11. Notifies remote (spare) failover software that it should assume the role of main. If the takeover timer expires before the spare is notified, the remote SC takes over on its own.

Events for the spare fomd during failover occur in the following order:

1. Receives message from the main fomd to assume main role, or the takeover timer expires. If the former is true, then the takeover timer is stopped.

2. Resets the old main SC.

3. Notifies hwad, frad, and mand to configure the spare fomb in the main role.

4. Assumes the role of main.

5. Starts generating heartbeat interrupts.

6. Configures the logical IP interface.

7. Disables the console bus caging mechanism.

8. Starts the SMS software in main mode.

9. Prepare the DARBs to receive interrupts.

10. Logs a role reversal event, spare to main.

11. The spare SC is now the main, and fomd deactivates the failover mechanism.

Fault on Main SC (Spare Takes Over Main Role)

In this scenario, the spare SC takes main control in reaction to loss of communication with the main SC. The most important aspect of this type of failover is the prevention of the split-brain condition. Another assumption is that the failover mechanism is not deactivated. If it has been deactivated, no takeover can occur.

The spare fomd does the following:

From the spare fomd perspective, this phenomenon can be caused by two conditions: the main SC is truly dead, or the I2 network interface is down.

In the former case, a failover is needed (provided that the failover mechanism is activated), while in the latter it is not. To identify which is the case, the spare fomd polls for the presence of heartbeat interrupts from the main SC to determine if the main SC is still up and running. As long as heartbeat interrupts are being received, or the failover mechanism is deactivated or disabled, no failover occurs.

In the case where no interrupts are detected but the failover mechanism is deactivated, the spare fomd does not attempt to take over unless the operator manually activates the failover mechanism using the CLI command setfailover. Otherwise, if the spare SC is healthy, the spare fomd proceeds to take over the role of main.

The following lists the events for the spare fomd, in order, during failover:

1. Reconfigures itself as main. This includes taking over control of the I2C bus, configuring the logical main SC IP address, and starting up the necessary SMS software daemons.

2. Starts generating heartbeat interrupts.

3. Configures the logical IP interface.

4. Disables console bus caging.

5. Starts the SMS software in main mode.

6. Configures the DARB interrupts.

7. Logs a takeover event.

8. The spare fomd, now the main, deactivates the failover mechanism.

I2 Network Fault

The following lists the events, in order, that occur after an I2 network fault.

1. The main fomd detects the I2 network is not healthy.

2. The main fomd stops propagating files and checkpointing data over to the spare SC.

3. The spare fomd detects the I2 network is not healthy.

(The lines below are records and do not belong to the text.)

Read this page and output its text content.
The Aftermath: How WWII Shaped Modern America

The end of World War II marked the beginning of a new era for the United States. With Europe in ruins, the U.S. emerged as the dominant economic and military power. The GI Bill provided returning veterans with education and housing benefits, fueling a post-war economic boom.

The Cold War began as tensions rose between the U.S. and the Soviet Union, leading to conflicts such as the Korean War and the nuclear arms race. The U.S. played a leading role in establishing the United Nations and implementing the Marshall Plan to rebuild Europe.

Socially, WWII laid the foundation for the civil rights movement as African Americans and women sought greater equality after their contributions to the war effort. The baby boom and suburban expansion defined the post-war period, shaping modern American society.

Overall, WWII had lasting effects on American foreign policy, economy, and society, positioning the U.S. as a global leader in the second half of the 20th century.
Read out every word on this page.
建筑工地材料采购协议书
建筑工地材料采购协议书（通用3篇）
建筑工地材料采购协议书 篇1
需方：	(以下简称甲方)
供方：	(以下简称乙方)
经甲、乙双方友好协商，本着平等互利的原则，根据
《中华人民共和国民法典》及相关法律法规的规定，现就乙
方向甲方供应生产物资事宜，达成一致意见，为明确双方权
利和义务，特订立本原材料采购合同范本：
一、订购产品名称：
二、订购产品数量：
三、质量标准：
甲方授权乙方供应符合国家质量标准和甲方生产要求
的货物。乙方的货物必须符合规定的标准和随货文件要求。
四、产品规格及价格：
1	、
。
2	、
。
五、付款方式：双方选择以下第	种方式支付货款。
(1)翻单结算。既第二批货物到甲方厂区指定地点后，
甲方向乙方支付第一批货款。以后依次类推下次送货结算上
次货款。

From the spare fomd perspective, this phenomenon can be caused by two conditions: the main SC is truly malfunctioning, or the I2 network interface is down. In the former case, the corrective action is to fail over, while in the latter, it is not. To identify which is the case, the fomd starts polling for the presence of heartbeat interrupts from the main SC to determine if the main SC is still up and running. If heartbeat interrupts are present, the fomd keeps the spare as spare.

4. The spare fomd clears out the checkpoint data on the local disk.

Fault on Main SC (I2 Network Is Also Down)

The following lists the events, in order, that occur after a fault on the main SC.

1. The main fomd detects the fault.

If the last known state of the spare SC was good, then the main fomd stops generating heartbeats. Otherwise, failover does not continue.

If the access to the console bus is still available, the main failover software finishes propagating any remaining critical files to HASRAM and flushes out any or all critical state information to HASRAM.

2. The main fomd reconfigures the SMS software into spare mode.

3. The main fomd removes the logical main SC IP address.

4. The main fomd stops generating heartbeat interrupts.

Fault Recovery and Reboot

This section describes fault recovery and reboot precesses.

I2 Fault Recovery

The following lists the events, in order, that occur during an I2 network fault recovery.

1. The main fomd detects that the I2 network is healthy.

If the spare SC is completely healthy as indicated in the health status response message, the fomd enables failover and, assuming that the failover mechanism has not been deactivated by the operator, does a complete re-sync of the log files and checkpointing data over to the spare SC.

2. The spare fomd detects that the I2 network is healthy.

The spare fomd disables failover and clears out the checkpoint data on the local disk.

Reboot and Recovery

The following lists the events, in order, that occur during a reboot and recovery. A reboot and recovery scenario happens in two cases.

Main SC Receives a Master Reset or Its UltraSPARC Processor Receives a Reset

1. Assume SSCPOST passed without any problems. If SSCPOST failed and the OS cannot be booted, the main is inoperable.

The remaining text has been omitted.